In the last two days, two separate people asked me this question. I’ve also seen it up on discussion boards in places like LinkedIn and other sites, so I thought I’d chime in publicly.
Having thought about it, I find the question shocking. Are there any writers left who have not, in some capacity, at some point, written for free? The most common “pay” an author gets for contributing to a literary journal, for example, is a few copies of the journal itself. You get to claim that your writing appeared there, and that makes your introduction at a reading a bit more interesting.
I wrote for free for years. I had an editing job with the potential for a big payout—it was based on clicks and hits—but realistically never came close to earning even minimum wage. While doing it, of course, I had something in mind, and that was the growth of an audience and access to groups of people I’d normally never find. So there was an economic angle on it, albeit a long term one.

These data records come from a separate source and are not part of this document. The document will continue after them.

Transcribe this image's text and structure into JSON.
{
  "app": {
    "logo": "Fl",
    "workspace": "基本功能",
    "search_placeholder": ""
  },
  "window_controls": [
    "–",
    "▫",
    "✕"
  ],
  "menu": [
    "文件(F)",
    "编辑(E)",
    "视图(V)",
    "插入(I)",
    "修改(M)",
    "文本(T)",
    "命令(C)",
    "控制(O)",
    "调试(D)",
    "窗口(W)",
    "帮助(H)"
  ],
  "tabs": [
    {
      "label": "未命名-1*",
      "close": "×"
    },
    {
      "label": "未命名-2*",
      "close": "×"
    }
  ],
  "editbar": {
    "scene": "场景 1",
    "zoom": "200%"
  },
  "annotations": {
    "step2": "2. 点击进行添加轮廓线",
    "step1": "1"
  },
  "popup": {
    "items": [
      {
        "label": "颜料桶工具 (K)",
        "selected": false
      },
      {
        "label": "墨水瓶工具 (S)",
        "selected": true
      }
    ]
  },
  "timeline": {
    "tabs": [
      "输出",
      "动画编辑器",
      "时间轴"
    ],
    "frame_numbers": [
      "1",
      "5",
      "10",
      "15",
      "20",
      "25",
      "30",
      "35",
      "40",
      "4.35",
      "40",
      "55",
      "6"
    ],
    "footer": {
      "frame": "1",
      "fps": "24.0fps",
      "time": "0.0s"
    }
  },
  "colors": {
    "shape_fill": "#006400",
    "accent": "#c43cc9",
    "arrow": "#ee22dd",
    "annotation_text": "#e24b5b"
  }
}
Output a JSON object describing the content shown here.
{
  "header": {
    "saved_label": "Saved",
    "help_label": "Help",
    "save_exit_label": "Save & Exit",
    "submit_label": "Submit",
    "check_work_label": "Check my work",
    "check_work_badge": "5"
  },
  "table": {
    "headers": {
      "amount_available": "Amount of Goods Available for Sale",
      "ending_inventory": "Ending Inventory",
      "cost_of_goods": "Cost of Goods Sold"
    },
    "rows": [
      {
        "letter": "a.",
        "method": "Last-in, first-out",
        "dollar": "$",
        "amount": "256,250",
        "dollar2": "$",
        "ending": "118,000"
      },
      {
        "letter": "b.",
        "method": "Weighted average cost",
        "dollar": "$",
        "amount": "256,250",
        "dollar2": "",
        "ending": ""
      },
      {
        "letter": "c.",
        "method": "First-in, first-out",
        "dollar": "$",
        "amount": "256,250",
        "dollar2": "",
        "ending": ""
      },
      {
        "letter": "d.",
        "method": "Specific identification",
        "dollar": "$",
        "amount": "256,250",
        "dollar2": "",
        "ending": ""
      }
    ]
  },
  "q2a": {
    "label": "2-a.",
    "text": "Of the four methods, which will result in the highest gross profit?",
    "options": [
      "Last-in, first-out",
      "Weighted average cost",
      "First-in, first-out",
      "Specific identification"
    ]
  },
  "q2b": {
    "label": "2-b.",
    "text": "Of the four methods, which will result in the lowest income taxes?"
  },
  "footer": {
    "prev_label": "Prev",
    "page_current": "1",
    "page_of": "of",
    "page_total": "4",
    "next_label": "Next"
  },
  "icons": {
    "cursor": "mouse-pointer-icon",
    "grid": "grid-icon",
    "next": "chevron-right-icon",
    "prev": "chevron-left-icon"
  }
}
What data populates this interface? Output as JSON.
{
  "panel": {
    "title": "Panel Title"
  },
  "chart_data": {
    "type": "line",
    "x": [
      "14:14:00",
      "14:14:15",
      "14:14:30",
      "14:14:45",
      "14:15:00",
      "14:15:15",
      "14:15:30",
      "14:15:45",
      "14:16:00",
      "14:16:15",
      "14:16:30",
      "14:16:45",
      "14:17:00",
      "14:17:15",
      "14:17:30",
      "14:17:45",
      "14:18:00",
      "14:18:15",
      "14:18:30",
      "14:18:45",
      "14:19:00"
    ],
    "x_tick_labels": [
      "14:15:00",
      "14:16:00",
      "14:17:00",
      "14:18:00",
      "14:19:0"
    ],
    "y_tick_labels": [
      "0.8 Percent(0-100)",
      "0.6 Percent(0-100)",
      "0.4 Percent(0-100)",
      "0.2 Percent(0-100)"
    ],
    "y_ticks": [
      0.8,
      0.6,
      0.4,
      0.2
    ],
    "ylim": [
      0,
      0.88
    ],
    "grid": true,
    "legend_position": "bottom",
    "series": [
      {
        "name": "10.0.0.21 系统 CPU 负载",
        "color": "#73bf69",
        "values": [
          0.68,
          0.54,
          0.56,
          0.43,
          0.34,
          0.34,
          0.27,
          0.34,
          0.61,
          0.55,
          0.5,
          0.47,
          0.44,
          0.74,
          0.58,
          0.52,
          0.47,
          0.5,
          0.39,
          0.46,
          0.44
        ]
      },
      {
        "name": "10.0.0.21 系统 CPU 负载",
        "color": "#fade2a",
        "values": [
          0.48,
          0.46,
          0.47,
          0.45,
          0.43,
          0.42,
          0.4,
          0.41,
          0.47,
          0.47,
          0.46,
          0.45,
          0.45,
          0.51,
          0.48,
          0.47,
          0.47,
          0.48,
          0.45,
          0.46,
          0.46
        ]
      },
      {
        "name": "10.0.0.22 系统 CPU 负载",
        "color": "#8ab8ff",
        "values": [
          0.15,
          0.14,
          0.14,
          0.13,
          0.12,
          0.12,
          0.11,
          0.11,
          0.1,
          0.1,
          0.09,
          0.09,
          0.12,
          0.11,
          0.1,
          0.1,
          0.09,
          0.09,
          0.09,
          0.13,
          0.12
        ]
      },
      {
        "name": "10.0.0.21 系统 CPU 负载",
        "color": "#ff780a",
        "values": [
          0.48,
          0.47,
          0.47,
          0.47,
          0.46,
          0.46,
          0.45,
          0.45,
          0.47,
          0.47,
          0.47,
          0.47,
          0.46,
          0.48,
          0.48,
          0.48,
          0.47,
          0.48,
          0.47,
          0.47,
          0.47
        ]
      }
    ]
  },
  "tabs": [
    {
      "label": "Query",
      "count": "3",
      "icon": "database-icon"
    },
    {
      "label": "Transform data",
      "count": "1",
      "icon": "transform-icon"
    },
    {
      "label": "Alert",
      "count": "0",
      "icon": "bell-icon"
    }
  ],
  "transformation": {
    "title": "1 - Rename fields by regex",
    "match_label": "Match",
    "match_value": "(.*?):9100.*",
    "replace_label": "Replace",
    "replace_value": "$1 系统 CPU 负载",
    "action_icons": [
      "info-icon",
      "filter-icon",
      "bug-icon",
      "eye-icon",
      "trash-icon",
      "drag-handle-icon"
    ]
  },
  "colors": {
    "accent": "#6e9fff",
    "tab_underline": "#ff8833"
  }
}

I guess my simple answer is that you do what you can with what you have. If you’re writing for free out of a sense of masochism, and without a long-term plan, that might not be the best strategy. There’s a difference, obviously, between writing literary fiction and self-help (or whatever) so you have to weigh your goals and options. People who want your content believe, rightly or wrongly, that it will help them achieve some end. You should have the same thing in mind. What end will providing content to x help you achieve? If you can’t answer that question, you need to figure out why.